Why the Act is needed
Children in the District of Columbia are at risk of serious health problems stemming from hunger, poor nutrition, inadequate physical activity, and environmental degradation in our community. Poor nutrition and lack of physical activity are the second leading cause of preventable death in D.C.
These statistics give a snapshot of the issues that the Act helps to address:
- 40.6% of households with children reported that in 2009 they were unable to afford enough food in the last year.
- 43% of all D.C. school-age children are obese or overweight.
- 81% of children do not get the USDA-recommended 5 fruits and vegetables a day.
- Only about 30% of District children do the CDC-recommended 60 minutes of physical activity per day.
- Estimated annual health care costs associated with obesity in D.C. are $372 million and rising.
School breakfast and school lunch are critical, proven ways to reduce hunger and improve wellness among school-age children. But numerous obstacles can prevent children from eating school meals: many students arrive at school too late to eat breakfast in the cafeteria, before the school day begins.; children may feel a stigma that school meals are just for “poor kids”; children may need to pay a co-payment for breakfast and lunch that their families cannot afford.
Increasing participation in school meals not only reduces childhood hunger, but also improves children’s diets. Research indicates that school meal participants are less likely to consume competitive foods at school, less likely to have nutrient inadequacies, and more likely to consume fruit, vegetables, and milk at breakfast and lunch. School meals may be the most effective tool for combating obesity in poor children. Breakfast, in particular, improves children’s health, and school breakfast has proven benefits for children’s learning.
Free breakfast supports families living on very tight budgets who cannot afford to provide good breakfasts at home every day nor the money to buy them at school.
Serving breakfast in the classroom, or offering “grab and go” breakfast to students, are just two of the innovative breakfast serving models that help make breakfast more accessible after the school day begins. Schools across the country are finding that breakfast in the classroom and other delivery innovations are the best ways to bring the benefits of school breakfast to all students.
Before the Healthy Schools Act, D.C. Public Schools charged 20 cents and charter schools charged up to 40 cents for reduced-price lunch. For a family with two children earning just $33,900 a year, the co-payment for school lunch could add up to $360 over the course of a school year. Low-income families struggling with fixed costs for food, rent, utilities, transportation, and child care often do not have spare money for co-payments. When schools charge interests on student accounts or deny children a meal when their accounts maintain a balance, this co-payment can constitute a serious hardship.

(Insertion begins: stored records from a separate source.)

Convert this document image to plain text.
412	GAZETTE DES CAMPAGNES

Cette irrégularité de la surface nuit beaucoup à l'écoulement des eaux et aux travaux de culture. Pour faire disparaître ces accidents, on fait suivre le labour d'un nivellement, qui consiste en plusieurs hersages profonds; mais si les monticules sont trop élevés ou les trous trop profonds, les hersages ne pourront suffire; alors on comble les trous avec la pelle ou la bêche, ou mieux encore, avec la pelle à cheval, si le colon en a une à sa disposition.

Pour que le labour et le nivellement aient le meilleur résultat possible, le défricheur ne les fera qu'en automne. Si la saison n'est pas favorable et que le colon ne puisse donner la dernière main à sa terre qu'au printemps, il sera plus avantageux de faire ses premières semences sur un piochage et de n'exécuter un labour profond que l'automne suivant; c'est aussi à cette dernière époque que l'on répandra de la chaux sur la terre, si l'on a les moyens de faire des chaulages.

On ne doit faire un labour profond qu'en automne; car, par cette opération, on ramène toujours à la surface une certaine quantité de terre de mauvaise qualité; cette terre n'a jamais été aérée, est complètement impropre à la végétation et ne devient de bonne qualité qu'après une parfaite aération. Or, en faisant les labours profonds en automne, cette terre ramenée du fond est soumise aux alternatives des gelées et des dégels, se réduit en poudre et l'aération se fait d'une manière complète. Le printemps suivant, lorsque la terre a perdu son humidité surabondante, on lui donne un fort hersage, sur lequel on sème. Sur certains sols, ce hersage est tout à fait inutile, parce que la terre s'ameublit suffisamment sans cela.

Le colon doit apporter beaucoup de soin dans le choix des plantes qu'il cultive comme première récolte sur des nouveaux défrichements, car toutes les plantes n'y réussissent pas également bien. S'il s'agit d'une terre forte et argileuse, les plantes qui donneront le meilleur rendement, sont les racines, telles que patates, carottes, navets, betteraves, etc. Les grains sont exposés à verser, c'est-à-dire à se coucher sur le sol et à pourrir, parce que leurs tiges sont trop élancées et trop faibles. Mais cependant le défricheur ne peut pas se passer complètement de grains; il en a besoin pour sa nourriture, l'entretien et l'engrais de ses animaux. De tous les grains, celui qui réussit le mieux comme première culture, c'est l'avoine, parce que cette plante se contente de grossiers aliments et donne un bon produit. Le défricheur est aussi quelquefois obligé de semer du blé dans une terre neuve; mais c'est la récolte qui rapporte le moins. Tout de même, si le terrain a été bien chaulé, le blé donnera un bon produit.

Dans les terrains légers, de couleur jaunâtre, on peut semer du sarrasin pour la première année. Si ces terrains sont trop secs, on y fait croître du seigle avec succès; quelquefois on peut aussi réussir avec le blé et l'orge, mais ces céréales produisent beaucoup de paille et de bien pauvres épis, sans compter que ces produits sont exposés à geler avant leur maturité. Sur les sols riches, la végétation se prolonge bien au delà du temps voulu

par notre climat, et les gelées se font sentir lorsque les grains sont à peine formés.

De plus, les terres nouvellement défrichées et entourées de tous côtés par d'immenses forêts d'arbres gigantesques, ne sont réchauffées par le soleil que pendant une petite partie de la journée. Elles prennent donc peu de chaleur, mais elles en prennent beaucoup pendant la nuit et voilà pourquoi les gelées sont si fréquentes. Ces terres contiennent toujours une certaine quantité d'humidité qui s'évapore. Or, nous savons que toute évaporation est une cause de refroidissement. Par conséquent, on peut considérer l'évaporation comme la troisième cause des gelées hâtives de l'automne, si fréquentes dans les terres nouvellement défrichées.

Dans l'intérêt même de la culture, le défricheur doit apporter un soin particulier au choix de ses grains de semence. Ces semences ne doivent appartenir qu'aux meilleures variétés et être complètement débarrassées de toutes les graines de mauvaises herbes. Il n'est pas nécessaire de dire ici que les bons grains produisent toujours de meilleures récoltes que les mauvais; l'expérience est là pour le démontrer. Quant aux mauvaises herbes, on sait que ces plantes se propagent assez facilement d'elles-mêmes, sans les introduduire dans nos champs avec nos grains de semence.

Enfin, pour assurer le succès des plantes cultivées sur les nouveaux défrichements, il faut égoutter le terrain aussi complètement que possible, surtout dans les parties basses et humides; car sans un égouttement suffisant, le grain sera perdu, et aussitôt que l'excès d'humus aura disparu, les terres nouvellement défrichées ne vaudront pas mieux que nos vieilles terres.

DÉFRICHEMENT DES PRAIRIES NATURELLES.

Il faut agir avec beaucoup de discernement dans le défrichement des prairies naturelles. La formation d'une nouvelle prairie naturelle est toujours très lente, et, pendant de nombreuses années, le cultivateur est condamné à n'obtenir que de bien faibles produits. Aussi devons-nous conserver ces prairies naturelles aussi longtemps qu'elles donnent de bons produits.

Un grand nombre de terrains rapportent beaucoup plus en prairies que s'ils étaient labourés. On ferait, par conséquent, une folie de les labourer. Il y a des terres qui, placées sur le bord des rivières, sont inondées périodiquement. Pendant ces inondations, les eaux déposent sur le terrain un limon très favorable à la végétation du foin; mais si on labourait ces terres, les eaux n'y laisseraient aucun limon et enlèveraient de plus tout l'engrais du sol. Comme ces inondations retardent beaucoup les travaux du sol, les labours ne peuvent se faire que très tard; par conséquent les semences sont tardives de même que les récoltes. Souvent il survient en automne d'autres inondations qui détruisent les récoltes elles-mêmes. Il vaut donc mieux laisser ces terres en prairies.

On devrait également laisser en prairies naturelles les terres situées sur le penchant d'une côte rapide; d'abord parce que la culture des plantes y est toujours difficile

District students eat many of their meals – breakfast, lunch, snack, and sometimes even supper – at school every day. That means school meals play an important part in making sure children have access to healthy food so that they can learn and thrive. This is especially true for the more than 70% of D.C. students who qualify for free and reduced-price school meals.
Farm to School programs bring locally-grown products fresh from the farm to student’s trays. Farm to School programs can help expand students knowledge about food, health, and environmental issues, and improve the quality and nutrition of school meal options, while supporting the local food economy.
Creating and sustaining an environmentally-friendly school environment is essential to the health and wellness of students and staff, as well as the health of the local environment and community. Environmental education programs, like school gardens, have positive effects on students learning and can provide fun, hands-on learning opportunities.
Competitive foods matter to health and nutrition efforts in schools because these foods and beverages are often high in calories and low in nutrients. Making these unhealthy foods available at schools undermines efforts to promote healthy diets and prevent obesity. Competitive foods also compete with healthy school meals. When competitive foods are available, participation in school lunch and breakfast decreases. In some school cafeterias, the sales of competitive foods end up being subsidized by federal school meal reimbursement.
Children from low-income families are especially harmed by the presence of competitive foods. Peer pressure and stigma can drive students to purchase competitive foods or skip free and reduced-price meals.